Story No. 3: By your sauce shall you be known. What kind of people are we? We are Not the kind of people who: Put sugar in their sauce. Put carrots in the sauce. Put wine in the sauce. Put anything less than two kinds of meat in the sauce. Sicilians put sugar in their sauce. We are not Sicilians. But we liked the Godfather. But we're not like the Corleones. They probably put sugar in their sauce.

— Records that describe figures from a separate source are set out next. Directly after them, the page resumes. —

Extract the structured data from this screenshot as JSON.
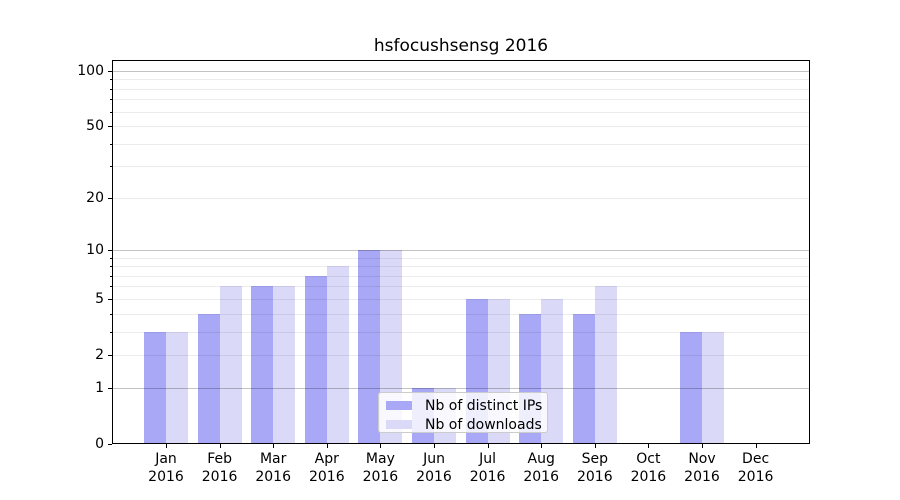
{
  "chart_data": {
    "type": "bar",
    "title": "hsfocushsensg 2016",
    "categories": [
      "Jan",
      "Feb",
      "Mar",
      "Apr",
      "May",
      "Jun",
      "Jul",
      "Aug",
      "Sep",
      "Oct",
      "Nov",
      "Dec"
    ],
    "category_year": "2016",
    "series": [
      {
        "name": "Nb of distinct IPs",
        "color": "#a8a8f6",
        "values": [
          3,
          4,
          6,
          7,
          10,
          1,
          5,
          4,
          4,
          0,
          3,
          0
        ]
      },
      {
        "name": "Nb of downloads",
        "color": "#dadaf8",
        "values": [
          3,
          6,
          6,
          8,
          10,
          1,
          5,
          5,
          6,
          0,
          3,
          0
        ]
      }
    ],
    "xlabel": "",
    "ylabel": "",
    "yscale": "log1p",
    "ylim": [
      0,
      115
    ],
    "ytick_labels": [
      0,
      1,
      2,
      5,
      10,
      20,
      50,
      100
    ],
    "major_gridlines": [
      1,
      10,
      100
    ],
    "minor_gridlines": [
      2,
      3,
      4,
      5,
      6,
      7,
      8,
      9,
      20,
      30,
      40,
      50,
      60,
      70,
      80,
      90
    ],
    "grid": "on",
    "legend_position": "lower center"
  },
  "colors": {
    "bar_distinct_ips": "#a8a8f6",
    "bar_downloads": "#dadaf8",
    "axis": "#000000",
    "legend_border": "#cccccc"
  }
}
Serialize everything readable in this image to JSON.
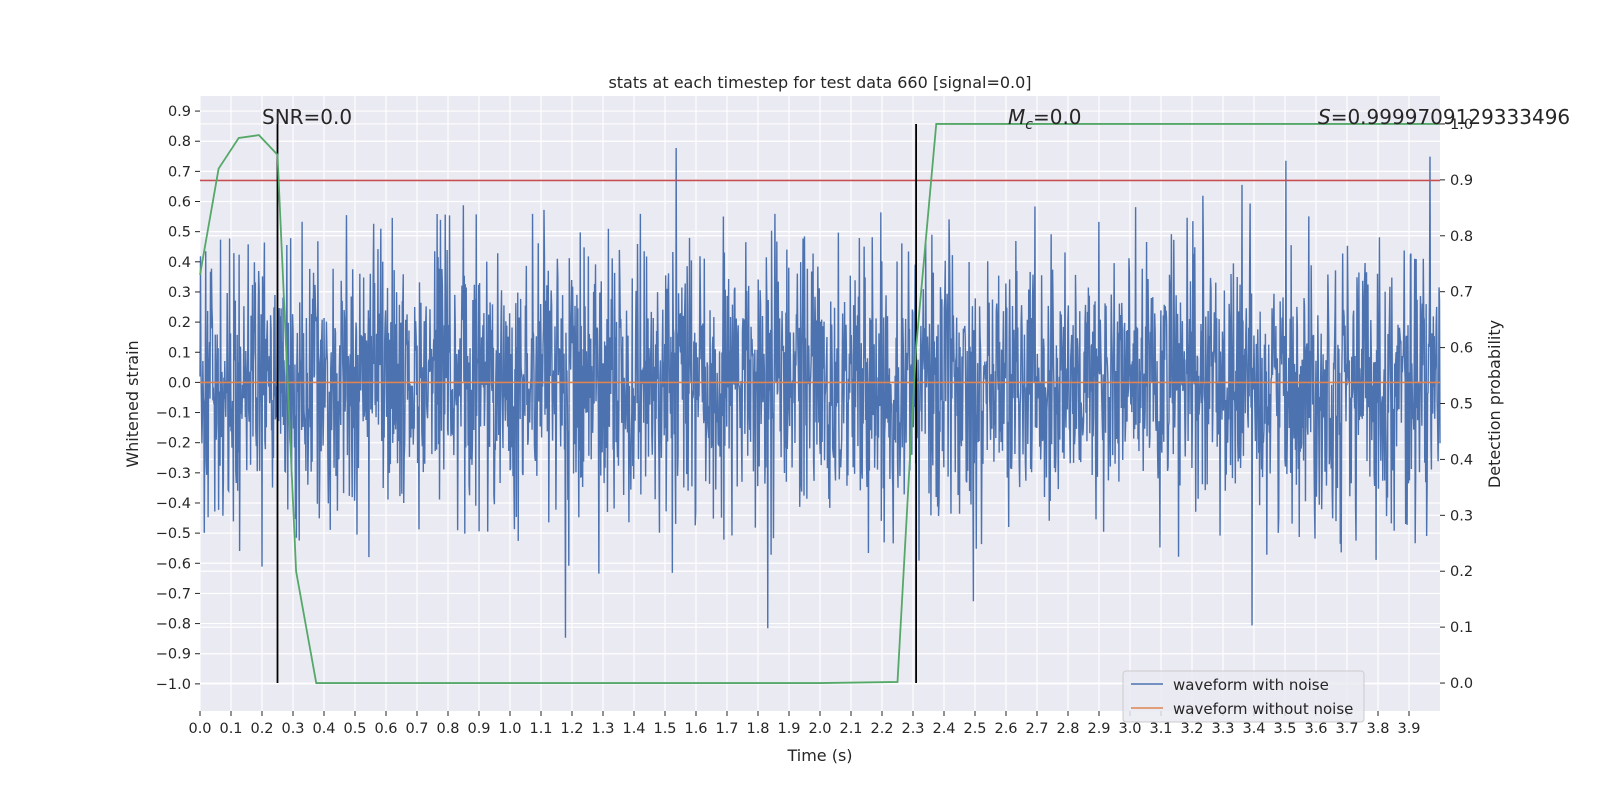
{
  "chart_data": {
    "type": "line",
    "title": "stats at each timestep for test data 660 [signal=0.0]",
    "xlabel": "Time (s)",
    "ylabel": "Whitened strain",
    "y2label": "Detection probability",
    "xlim": [
      0.0,
      4.0
    ],
    "ylim": [
      -1.09,
      0.95
    ],
    "y2lim": [
      -0.05,
      1.05
    ],
    "xticks": [
      "0.0",
      "0.1",
      "0.2",
      "0.3",
      "0.4",
      "0.5",
      "0.6",
      "0.7",
      "0.8",
      "0.9",
      "1.0",
      "1.1",
      "1.2",
      "1.3",
      "1.4",
      "1.5",
      "1.6",
      "1.7",
      "1.8",
      "1.9",
      "2.0",
      "2.1",
      "2.2",
      "2.3",
      "2.4",
      "2.5",
      "2.6",
      "2.7",
      "2.8",
      "2.9",
      "3.0",
      "3.1",
      "3.2",
      "3.3",
      "3.4",
      "3.5",
      "3.6",
      "3.7",
      "3.8",
      "3.9"
    ],
    "yticks": [
      "0.9",
      "0.8",
      "0.7",
      "0.6",
      "0.5",
      "0.4",
      "0.3",
      "0.2",
      "0.1",
      "0.0",
      "−0.1",
      "−0.2",
      "−0.3",
      "−0.4",
      "−0.5",
      "−0.6",
      "−0.7",
      "−0.8",
      "−0.9",
      "−1.0"
    ],
    "y2ticks": [
      "1.0",
      "0.9",
      "0.8",
      "0.7",
      "0.6",
      "0.5",
      "0.4",
      "0.3",
      "0.2",
      "0.1",
      "0.0"
    ],
    "annotations": {
      "snr": "SNR=0.0",
      "mc_symbol": "M",
      "mc_sub": "c",
      "mc_value": "=0.0",
      "s_symbol": "S",
      "s_value": "=0.9999709129333496"
    },
    "vlines": [
      0.25,
      2.31
    ],
    "threshold_line": {
      "y": 0.67,
      "color": "#c44e52"
    },
    "series": [
      {
        "name": "waveform with noise",
        "color": "#4c72b0",
        "amplitude_typical": 0.4,
        "peak_min": -1.0,
        "peak_max": 0.86
      },
      {
        "name": "waveform without noise",
        "color": "#dd8452",
        "values": [
          0.0,
          0.0
        ]
      },
      {
        "name": "detection probability",
        "color": "#55a868",
        "axis": "right",
        "x": [
          0.0,
          0.06,
          0.125,
          0.19,
          0.25,
          0.31,
          0.375,
          0.44,
          1.0,
          1.5,
          2.0,
          2.25,
          2.31,
          2.375,
          2.5,
          3.0,
          3.5,
          4.0
        ],
        "values": [
          0.73,
          0.92,
          0.975,
          0.98,
          0.945,
          0.2,
          0.0,
          0.0,
          0.0,
          0.0,
          0.0,
          0.002,
          0.6,
          1.0,
          1.0,
          1.0,
          1.0,
          1.0
        ]
      }
    ],
    "legend": {
      "placement": "lower-right",
      "entries": [
        "waveform with noise",
        "waveform without noise"
      ]
    }
  }
}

Story No. 4: The story of the gallons of sauce in my grandmother's freezer that my parents rationed out for a year after she died, so that on any given Sunday at their house you might find yourself still being fed and loved and fussed over by my beautiful dead grandma. Bonus story: On the day we buried her, a hundred or so people gathered afterwards for lunch and on every table there were baskets of sweet bread that my grandmother had baked and kept in her freezer to give to people she loved.

4 comments:

Maddy Avena said...

Oh Suzanne, the story about Grandma feeding her loved ones after her death had me burst into sobs.
I made sauce from my dead friend's tomatoes back in November. Her beloved gave me the tomatoes which were languishing in two Safeway paper bags for a week or two after Stacy died.
I roasted and pureed them, cooked them down into sauce with the addition of the last of my own basil. Got 4 pints of sauce. Gave 3 Stacy's beloved, kept one for Tara and myself, as Stacy was Tara's best friend.
So there is a piece of Stacy in my pantry. I take out the jar and just hold it sometimes to remember Stacy.
Thank you for this.
Maddy

suzanne said...

sweet maddy-

You know what I am talking about. Maybe we will be lucky enough to have our gardens, or our cooking, or our generosity outlive us and bring some comfort to the people who love us. I am thinking about you and Tara and the loss of your friend Stacy.

Andrea said...

I think I will shamelessly steal story #4, so to speak. the same thing happened on the day we buried my grandfather. he'd made an elaborate thanksgiving meal a few days before his death, and there we all were, eating the leftovers in mourning. it was a ricotta and dried fruit torte. and it was *good*.
Thanks for this. Red sauce recipe to be unveiled soon, as soon as my hand-winders develop enough momentum.